Cash-filled safety deposit boxes are increasingly popular – and with high-security vaults such as IBV in London marketed strictly at billionaires, they’ll know their money is safe.
How their money is distributed usually depends where their money comes from – for example, people who have been born into generational wealth are more likely to be asset-rich and cash-poor, with their money tied up in property and other non-liquid assets.
Property is one of the safest investments one can make, and the world’s super-rich invest accordingly. You might expect, however, that these high net worth individuals (HNWIs) would buy homes outright, with no need for a mortgage. However, that is often not the case.
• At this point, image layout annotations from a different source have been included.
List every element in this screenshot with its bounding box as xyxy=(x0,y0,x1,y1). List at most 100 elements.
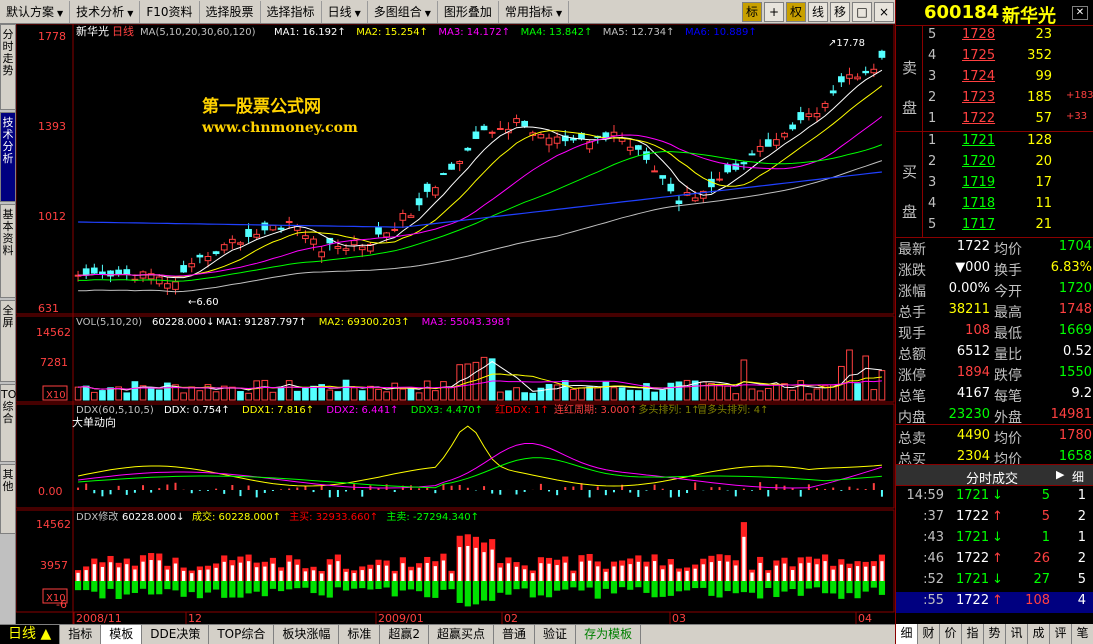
bottom-tab-1[interactable]: 模板 xyxy=(101,625,143,644)
volume-bar xyxy=(448,386,455,401)
sell-bar xyxy=(489,581,496,601)
quote-tab-2[interactable]: 价 xyxy=(940,624,962,644)
tick-row[interactable]: 14:59 1721 ↓ 5 1 xyxy=(896,487,1093,508)
quote-tab-0[interactable]: 细 xyxy=(896,624,918,644)
sell-bar xyxy=(99,581,106,599)
quote-tab-8[interactable]: 笔 xyxy=(1072,624,1093,644)
toolbar-button-label: 图形叠加 xyxy=(443,4,492,19)
quote-tab-5[interactable]: 讯 xyxy=(1006,624,1028,644)
sell-volume: 185 xyxy=(1027,90,1052,105)
candle-body xyxy=(829,90,837,94)
toolbar-icon-0[interactable]: 标 xyxy=(742,1,762,22)
tick-row[interactable]: :52 1721 ↓ 27 5 xyxy=(896,571,1093,592)
stat-label: 跌停 xyxy=(994,368,1022,384)
sell-bar xyxy=(870,581,877,588)
tick-row[interactable]: :43 1721 ↓ 1 1 xyxy=(896,529,1093,550)
left-tab-5[interactable]: 其他 xyxy=(0,464,16,534)
period-status[interactable]: 日线 ▲ xyxy=(0,625,61,644)
stock-terminal-window: 默认方案 ▼ 技术分析 ▼ F10资料 选择股票 选择指标 日线 ▼ 多图组合 ▼ 图形叠加 常用指标 ▼… xyxy=(0,0,1093,644)
bottom-tab-2[interactable]: DDE决策 xyxy=(142,625,210,644)
sell-bar xyxy=(740,581,747,593)
quote-tab-3[interactable]: 指 xyxy=(962,624,984,644)
stat-value: 14981 xyxy=(1050,407,1092,422)
candle-body xyxy=(204,256,212,262)
volume-bar xyxy=(237,391,244,401)
toolbar-icon-4[interactable]: 移 xyxy=(830,1,850,22)
left-tab-3[interactable]: 全屏 xyxy=(0,300,16,382)
bottom-tab-6[interactable]: 超赢2 xyxy=(380,625,430,644)
bottom-tab-0[interactable]: 指标 xyxy=(60,625,102,644)
detail-button[interactable]: 细 xyxy=(1072,468,1084,485)
quote-tab-7[interactable]: 评 xyxy=(1050,624,1072,644)
toolbar-button-2[interactable]: F10资料 xyxy=(140,0,200,23)
toolbar-icon-2[interactable]: 权 xyxy=(786,1,806,22)
buy-inner-bar xyxy=(344,571,348,581)
bottom-tab-5[interactable]: 标准 xyxy=(339,625,381,644)
toolbar-button-5[interactable]: 日线 ▼ xyxy=(322,0,368,23)
bottom-tab-8[interactable]: 普通 xyxy=(494,625,536,644)
ma3-line xyxy=(78,116,883,277)
quote-tab-4[interactable]: 势 xyxy=(984,624,1006,644)
buy-inner-bar xyxy=(482,552,486,581)
left-tab-4[interactable]: TOP综合 xyxy=(0,384,23,462)
close-icon[interactable]: ✕ xyxy=(1072,6,1088,20)
stat-label: 总笔 xyxy=(898,389,926,405)
stat-value: 1748 xyxy=(1058,302,1092,317)
period-label: 日线 xyxy=(8,626,36,642)
toolbar-icon-6[interactable]: × xyxy=(874,1,894,22)
toolbar-icon-5[interactable]: □ xyxy=(852,1,872,22)
ddx-y-label: 0.00 xyxy=(38,485,63,498)
tick-row[interactable]: :55 1722 ↑ 108 4 xyxy=(896,592,1093,613)
buy-inner-bar xyxy=(490,549,494,581)
sell-bar xyxy=(472,581,480,605)
left-tab-0[interactable]: 分时走势 xyxy=(0,24,16,110)
quote-tab-6[interactable]: 成 xyxy=(1028,624,1050,644)
chart-svg[interactable]: 新华光 日线 MA(5,10,20,30,60,120) MA1: 16.192↑ MA… xyxy=(16,24,895,628)
tick-row[interactable]: :46 1722 ↑ 26 2 xyxy=(896,550,1093,571)
bottom-tab-10[interactable]: 存为模板 xyxy=(576,625,642,644)
left-tab-1[interactable]: 技术分析 xyxy=(0,112,16,202)
tick-row[interactable]: :37 1722 ↑ 5 2 xyxy=(896,508,1093,529)
play-icon[interactable]: ▶ xyxy=(1056,468,1064,481)
toolbar-icon-3[interactable]: 线 xyxy=(808,1,828,22)
toolbar-button-8[interactable]: 常用指标 ▼ xyxy=(499,0,570,23)
sell-bar xyxy=(269,581,277,589)
toolbar-button-3[interactable]: 选择股票 xyxy=(200,0,261,23)
left-tab-2[interactable]: 基本资料 xyxy=(0,204,16,298)
sell-level: 3 xyxy=(928,69,937,84)
bottom-tab-4[interactable]: 板块涨幅 xyxy=(274,625,340,644)
toolbar-button-1[interactable]: 技术分析 ▼ xyxy=(70,0,141,23)
buy-inner-bar xyxy=(815,564,819,581)
sell-bar xyxy=(229,581,236,598)
bottom-tab-9[interactable]: 验证 xyxy=(535,625,577,644)
chart-area[interactable]: 新华光 日线 MA(5,10,20,30,60,120) MA1: 16.192↑ MA… xyxy=(16,24,895,628)
buy-inner-bar xyxy=(76,572,80,581)
toolbar-button-0[interactable]: 默认方案 ▼ xyxy=(0,0,71,23)
stat-label: 最新 xyxy=(898,242,926,258)
bottom-tab-3[interactable]: TOP综合 xyxy=(209,625,275,644)
candle-body xyxy=(448,163,455,170)
volume-bar xyxy=(594,387,602,401)
candle-body xyxy=(472,131,480,139)
candle-body xyxy=(196,254,204,258)
stat-row: 最新 1722 均价 1704 xyxy=(896,238,1093,259)
toolbar-icon-1[interactable]: + xyxy=(764,1,784,22)
buy-inner-bar xyxy=(587,560,592,581)
divider xyxy=(896,424,1093,425)
sell-bar xyxy=(692,581,699,589)
candle-body xyxy=(789,124,796,130)
sell-bar xyxy=(261,581,268,597)
vol-unit: X10 xyxy=(46,390,66,401)
toolbar-button-7[interactable]: 图形叠加 xyxy=(438,0,499,23)
candle-body xyxy=(837,76,845,83)
volume-bar xyxy=(578,387,585,401)
quote-tab-1[interactable]: 财 xyxy=(918,624,940,644)
bottom-tab-7[interactable]: 超赢买点 xyxy=(429,625,495,644)
toolbar-button-4[interactable]: 选择指标 xyxy=(261,0,322,23)
toolbar-button-6[interactable]: 多图组合 ▼ xyxy=(368,0,438,23)
sell-level-row: 3 1724 99 xyxy=(896,68,1093,89)
candle-body xyxy=(756,145,764,152)
volume-bar xyxy=(740,359,748,401)
ddx-value-5: 连红周期: 3.000↑ xyxy=(554,403,638,416)
candle-body xyxy=(488,131,496,134)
For example, the super-rich can take on mortgages with lucrative terms – the Financial Times explains how mortgages on millionaire mansions can reach up to 100% of the home’s value, with the majority of loans being interest-only. Not only this, but these interest rates can be as little as 1% – on a £7m home!
In the UK, many of the uber-rich are classed as resident non-domiciles (RNDs), who live in the UK but declare their domicile elsewhere. This means that they aren’t taxed on money earned outside of the country, provided they don’t bring that money into the UK.
A-listers may have home loans like this active in multiple countries, allowing them a greater deal of financial agility. Rather than having £7m exit their account in one go, a mortgage – with great rates – frees up capital for other investments.
There’s a common misconception that people who finance cars are only doing so because they can’t afford to buy outright. Whilst this is true in some cases, the world’s wealthiest people often enter finance arrangements to pay for their cars – even though they could easily buy it outright.
The most important reason for this may be liquidity. By paying for a car in monthly instalments, the buyer retains cash, which can be used to pursue timely business opportunities, investments or other large-scale purchases.
A millionaire buyer’s ability to be financially agile might be all the more important, given that many people in society’s upper echelons don’t have a consistent monthly income. For example, film stars’ income will rely on sponsorship deals and filming schedules, meaning that a monthly income may not be guaranteed. By spreading the cost of a vehicle over a longer period of time, their cash flow is likely to be much more sustainable.
For music artists, like hitmaker Tom Grennan, financing a car allows them to protect their wealth against assets that will depreciate once driven off the lot.
A career as a professional sports player sounds great – you earn plenty of money, play until you’re 40ish and get to enjoy a 50 year retirement. However, there are plenty of associated pitfalls that come with managing your money as a professional sports player.
As with a car, it can be more financially beneficial for footballers or other sports players to opt for a mortgage over buying outright with cash. However, since you’ll be retiring at 40 (at latest in most sports), most mortgage companies will only lend to players aged 35-40 maximum.
Stuart Wilkie, Head of Commercial Finance at Anglo Scottish Asset Finance, comments: “Another potential issue occurs when footballers – who can usually afford pricier, shorter-term mortgages – move clubs and are forced to find a new home. Thanks to the higher mortgage payments and the fact that they’re now paying for a new home in a new city, it becomes difficult to manage the payment schedule, even by renting out their previous home.”